With the plan announced on Tuesday, New York is now set to join nearly 40 other states that have enacted similar laws after years of concern over mental patients who have become violently unstable after they are released from psychiatric institutions and are left to take medication on their own.

The situation has been of particular concern here in New York, where the state has shut down many of its psychiatric hospitals and placed tens of thousands of mentally ill people back into the community, where they are supposed to receive additional medical care from the state but often do not.

Under current laws, involuntary commitment is limited to people deemed by a judge to be a danger to themselves or others. But under the agreed-upon legislation, medical experts or relatives can petition the court to have a mentally ill person ordered to comply with treatment or be temporarily hospitalized for up to 72 hours.

The deal between Pataki, Assembly Speaker Sheldon Silver and Joseph L. Bruno, the Senate majority leader, is expected to affect as many as 4,000 people a year and will cost about $40 million for additional counseling, medication and any other treatment a judge might order. The bulk of that money, about $30 million, is included in the state budget.

"This is something that I think is going to have a profound impact on a quality of life of New Yorkers," Pataki said. "We are taking a very important step to show we care about the mentally ill. We do believe in appropriate cases they can live in the community. But in appropriate cases, they have to be compelled to take their medicine or live under supervision."

The Legislature came under intense pressure to enact the measure this year, following two highly publicized cases in New York City in which people were shoved in front of subway trains by former mental patients. One victim, Kendra Webdale, died, and the other, Edgar Rivera, had his legs severed.

Lawmakers said they wanted to prevent any more acts of violence from being committed by mentally ill people who are not receiving appropriate care. But critics note that if this new measure had been law, it would not have saved Ms. Webdale. Rather than resisting commitment, the defendant in the fatal shoving incident, Andrew Goldstein, had tried repeatedly to get help before the attack. He sought his own commitment, the critics note, but he was turned away by what they describe as the state's inadequately funded mental health system.

The idea of involuntarily committing the mentally ill has come under repeated attacks from civil liberties groups and some advocates for the mentally ill, who say that it is misguided. The critics argue that the public would be far better served if the state spent more money to provide supervised housing and other community-based services for the mentally ill.

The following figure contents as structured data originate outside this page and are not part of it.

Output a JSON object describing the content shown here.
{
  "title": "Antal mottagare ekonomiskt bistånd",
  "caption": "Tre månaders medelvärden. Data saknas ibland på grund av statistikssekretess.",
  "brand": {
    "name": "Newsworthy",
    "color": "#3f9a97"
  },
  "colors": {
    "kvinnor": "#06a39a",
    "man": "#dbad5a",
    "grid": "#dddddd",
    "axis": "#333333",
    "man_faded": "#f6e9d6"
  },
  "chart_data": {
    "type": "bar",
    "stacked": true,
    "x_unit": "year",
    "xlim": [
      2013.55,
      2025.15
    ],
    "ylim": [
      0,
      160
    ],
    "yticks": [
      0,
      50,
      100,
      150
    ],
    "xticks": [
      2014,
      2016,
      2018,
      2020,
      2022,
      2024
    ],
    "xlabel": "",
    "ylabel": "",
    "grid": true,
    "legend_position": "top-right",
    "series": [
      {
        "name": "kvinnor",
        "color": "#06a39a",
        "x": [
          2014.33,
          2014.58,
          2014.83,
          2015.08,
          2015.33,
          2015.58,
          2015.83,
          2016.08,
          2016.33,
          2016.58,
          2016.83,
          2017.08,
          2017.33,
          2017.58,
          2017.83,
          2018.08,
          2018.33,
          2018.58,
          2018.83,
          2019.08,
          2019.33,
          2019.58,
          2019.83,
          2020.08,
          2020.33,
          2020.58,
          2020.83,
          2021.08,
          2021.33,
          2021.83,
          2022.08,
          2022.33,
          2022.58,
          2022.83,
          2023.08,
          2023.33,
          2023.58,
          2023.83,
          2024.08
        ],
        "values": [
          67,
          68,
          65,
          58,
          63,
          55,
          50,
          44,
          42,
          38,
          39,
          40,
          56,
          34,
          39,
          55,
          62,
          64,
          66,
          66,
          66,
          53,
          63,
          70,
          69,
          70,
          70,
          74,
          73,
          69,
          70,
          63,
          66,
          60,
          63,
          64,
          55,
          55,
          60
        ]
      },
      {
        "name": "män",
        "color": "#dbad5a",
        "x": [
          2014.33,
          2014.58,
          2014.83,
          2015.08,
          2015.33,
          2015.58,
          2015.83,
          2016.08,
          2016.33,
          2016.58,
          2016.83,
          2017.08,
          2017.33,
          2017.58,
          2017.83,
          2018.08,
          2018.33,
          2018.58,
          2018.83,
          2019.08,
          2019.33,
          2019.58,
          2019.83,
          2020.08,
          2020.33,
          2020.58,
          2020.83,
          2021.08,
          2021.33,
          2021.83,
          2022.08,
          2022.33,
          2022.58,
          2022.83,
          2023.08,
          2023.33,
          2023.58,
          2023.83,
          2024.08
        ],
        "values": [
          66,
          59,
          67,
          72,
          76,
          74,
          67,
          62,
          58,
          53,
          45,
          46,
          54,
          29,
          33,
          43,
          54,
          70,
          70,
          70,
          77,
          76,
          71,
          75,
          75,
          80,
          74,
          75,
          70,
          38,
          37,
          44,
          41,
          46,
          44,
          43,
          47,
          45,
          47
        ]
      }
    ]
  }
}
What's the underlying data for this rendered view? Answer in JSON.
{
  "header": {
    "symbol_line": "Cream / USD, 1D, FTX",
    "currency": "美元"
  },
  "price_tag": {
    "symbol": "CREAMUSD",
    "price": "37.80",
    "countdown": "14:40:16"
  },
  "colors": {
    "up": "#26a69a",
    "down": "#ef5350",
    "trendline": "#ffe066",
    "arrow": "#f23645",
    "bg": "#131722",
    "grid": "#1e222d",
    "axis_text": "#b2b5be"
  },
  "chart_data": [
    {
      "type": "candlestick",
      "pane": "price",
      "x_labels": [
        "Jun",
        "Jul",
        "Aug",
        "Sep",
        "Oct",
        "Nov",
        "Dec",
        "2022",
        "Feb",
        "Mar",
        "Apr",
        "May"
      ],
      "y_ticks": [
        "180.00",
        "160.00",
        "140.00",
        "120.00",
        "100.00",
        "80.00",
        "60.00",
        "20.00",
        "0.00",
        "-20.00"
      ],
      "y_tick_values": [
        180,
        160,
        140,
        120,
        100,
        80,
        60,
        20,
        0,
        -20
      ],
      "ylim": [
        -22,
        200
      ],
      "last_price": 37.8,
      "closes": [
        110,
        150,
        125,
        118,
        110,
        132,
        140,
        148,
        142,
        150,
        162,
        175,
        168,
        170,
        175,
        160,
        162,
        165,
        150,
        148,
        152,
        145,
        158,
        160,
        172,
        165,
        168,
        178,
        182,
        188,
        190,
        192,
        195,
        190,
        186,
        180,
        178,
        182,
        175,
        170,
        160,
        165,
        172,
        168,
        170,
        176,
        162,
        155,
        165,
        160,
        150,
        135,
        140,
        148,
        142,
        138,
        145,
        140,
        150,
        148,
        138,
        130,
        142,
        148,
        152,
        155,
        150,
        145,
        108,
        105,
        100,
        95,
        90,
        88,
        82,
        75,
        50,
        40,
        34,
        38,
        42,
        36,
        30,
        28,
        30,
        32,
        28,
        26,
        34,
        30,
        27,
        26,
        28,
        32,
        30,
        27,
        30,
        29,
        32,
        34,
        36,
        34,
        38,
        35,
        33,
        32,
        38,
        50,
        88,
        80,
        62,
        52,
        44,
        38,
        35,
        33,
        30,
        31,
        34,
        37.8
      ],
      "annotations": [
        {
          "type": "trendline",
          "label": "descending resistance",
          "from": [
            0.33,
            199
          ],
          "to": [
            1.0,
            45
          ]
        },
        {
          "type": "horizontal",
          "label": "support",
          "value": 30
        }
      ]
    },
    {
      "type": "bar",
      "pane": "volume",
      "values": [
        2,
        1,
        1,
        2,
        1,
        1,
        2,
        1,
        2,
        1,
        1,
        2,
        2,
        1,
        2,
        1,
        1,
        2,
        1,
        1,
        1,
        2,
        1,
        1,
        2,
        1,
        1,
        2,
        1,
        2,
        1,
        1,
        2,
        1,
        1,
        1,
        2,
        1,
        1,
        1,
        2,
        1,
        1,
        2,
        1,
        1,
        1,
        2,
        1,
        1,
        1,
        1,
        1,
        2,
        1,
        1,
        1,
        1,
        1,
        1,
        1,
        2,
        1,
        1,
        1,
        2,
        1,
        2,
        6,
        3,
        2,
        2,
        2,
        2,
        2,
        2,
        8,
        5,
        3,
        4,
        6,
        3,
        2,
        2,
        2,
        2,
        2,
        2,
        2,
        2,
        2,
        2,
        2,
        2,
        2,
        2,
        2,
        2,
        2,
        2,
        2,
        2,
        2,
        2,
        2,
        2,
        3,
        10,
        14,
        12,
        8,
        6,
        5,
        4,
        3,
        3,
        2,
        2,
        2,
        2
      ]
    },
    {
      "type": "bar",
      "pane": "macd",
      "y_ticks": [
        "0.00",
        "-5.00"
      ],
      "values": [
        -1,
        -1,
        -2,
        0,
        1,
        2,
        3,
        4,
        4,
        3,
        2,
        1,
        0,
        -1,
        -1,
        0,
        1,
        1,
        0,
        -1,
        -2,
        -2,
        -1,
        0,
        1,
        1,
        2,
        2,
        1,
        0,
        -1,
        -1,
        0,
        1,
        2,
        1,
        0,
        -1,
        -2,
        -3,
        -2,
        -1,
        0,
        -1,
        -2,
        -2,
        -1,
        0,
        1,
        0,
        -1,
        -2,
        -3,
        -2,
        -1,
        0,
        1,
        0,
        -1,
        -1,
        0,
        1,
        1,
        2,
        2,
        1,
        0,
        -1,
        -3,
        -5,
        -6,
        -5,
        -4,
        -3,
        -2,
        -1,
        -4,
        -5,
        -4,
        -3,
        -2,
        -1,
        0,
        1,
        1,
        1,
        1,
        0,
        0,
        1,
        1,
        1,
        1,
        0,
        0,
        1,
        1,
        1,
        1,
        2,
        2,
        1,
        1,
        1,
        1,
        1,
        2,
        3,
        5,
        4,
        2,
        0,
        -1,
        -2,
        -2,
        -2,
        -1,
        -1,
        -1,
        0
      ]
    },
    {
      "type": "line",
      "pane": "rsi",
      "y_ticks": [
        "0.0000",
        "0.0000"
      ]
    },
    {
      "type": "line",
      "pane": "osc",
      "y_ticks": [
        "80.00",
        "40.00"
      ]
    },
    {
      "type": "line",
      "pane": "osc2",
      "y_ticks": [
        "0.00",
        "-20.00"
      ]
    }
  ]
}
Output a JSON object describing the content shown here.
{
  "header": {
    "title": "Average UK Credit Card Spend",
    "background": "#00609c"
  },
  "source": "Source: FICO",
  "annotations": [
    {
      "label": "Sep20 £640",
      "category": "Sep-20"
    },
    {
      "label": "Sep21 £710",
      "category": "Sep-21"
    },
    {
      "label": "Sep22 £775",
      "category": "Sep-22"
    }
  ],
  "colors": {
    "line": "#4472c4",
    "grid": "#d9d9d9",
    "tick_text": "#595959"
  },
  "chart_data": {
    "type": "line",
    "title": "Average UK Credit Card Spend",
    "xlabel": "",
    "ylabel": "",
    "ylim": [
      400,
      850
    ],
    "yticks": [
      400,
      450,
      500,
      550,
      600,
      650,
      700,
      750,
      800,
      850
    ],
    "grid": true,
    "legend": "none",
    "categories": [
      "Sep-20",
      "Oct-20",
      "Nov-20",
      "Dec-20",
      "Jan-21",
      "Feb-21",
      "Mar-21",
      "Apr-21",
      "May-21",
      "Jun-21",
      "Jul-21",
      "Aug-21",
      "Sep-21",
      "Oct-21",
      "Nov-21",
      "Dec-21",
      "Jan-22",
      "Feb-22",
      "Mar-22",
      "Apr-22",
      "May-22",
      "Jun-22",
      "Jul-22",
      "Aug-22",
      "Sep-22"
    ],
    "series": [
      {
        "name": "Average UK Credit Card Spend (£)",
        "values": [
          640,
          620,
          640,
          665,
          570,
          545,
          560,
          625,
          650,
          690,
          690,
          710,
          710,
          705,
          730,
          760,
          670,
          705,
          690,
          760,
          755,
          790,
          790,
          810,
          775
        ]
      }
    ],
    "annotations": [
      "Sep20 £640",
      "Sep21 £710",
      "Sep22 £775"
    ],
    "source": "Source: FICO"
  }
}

The agreement was announced this morning during an emotional ceremony that was attended by Democratic and Republican lawmakers as well as Rivera and relatives of Kendra Webdale.

"I am just glad that good has come from this," said Rivera, who along with the Webdales has lobbied lawmakers to adopt the measure, known as "Kendra's Law."

Ms. Webdale's mother, Patricia, expressed similar relief and gratitude. "I thank Kendra," she said tearfully from a podium. "I thank her for being the kind of person who would inspire our family to stick together and go on to do something for other people."

The deal reached Tuesday came after Pataki and Democratic legislators cleared the obstacles that had held up a final agreement for months. A key one was whether the state should be required to pay for counseling and other treatment that patients need to undergo to avoid being involuntarily hospitalized.

The Democrats wanted the state to pick up the costs. But Pataki opposed that approach, saying the point of the proposed law was not to provide additional services to mental patients but to get them to comply with treatment that has already been prescribed. In the end, the two sides reached a compromise that requires both the state and local governments to pay for any additional costs. The law is estimated to cost the state about $30 million per year, and local government about half that much.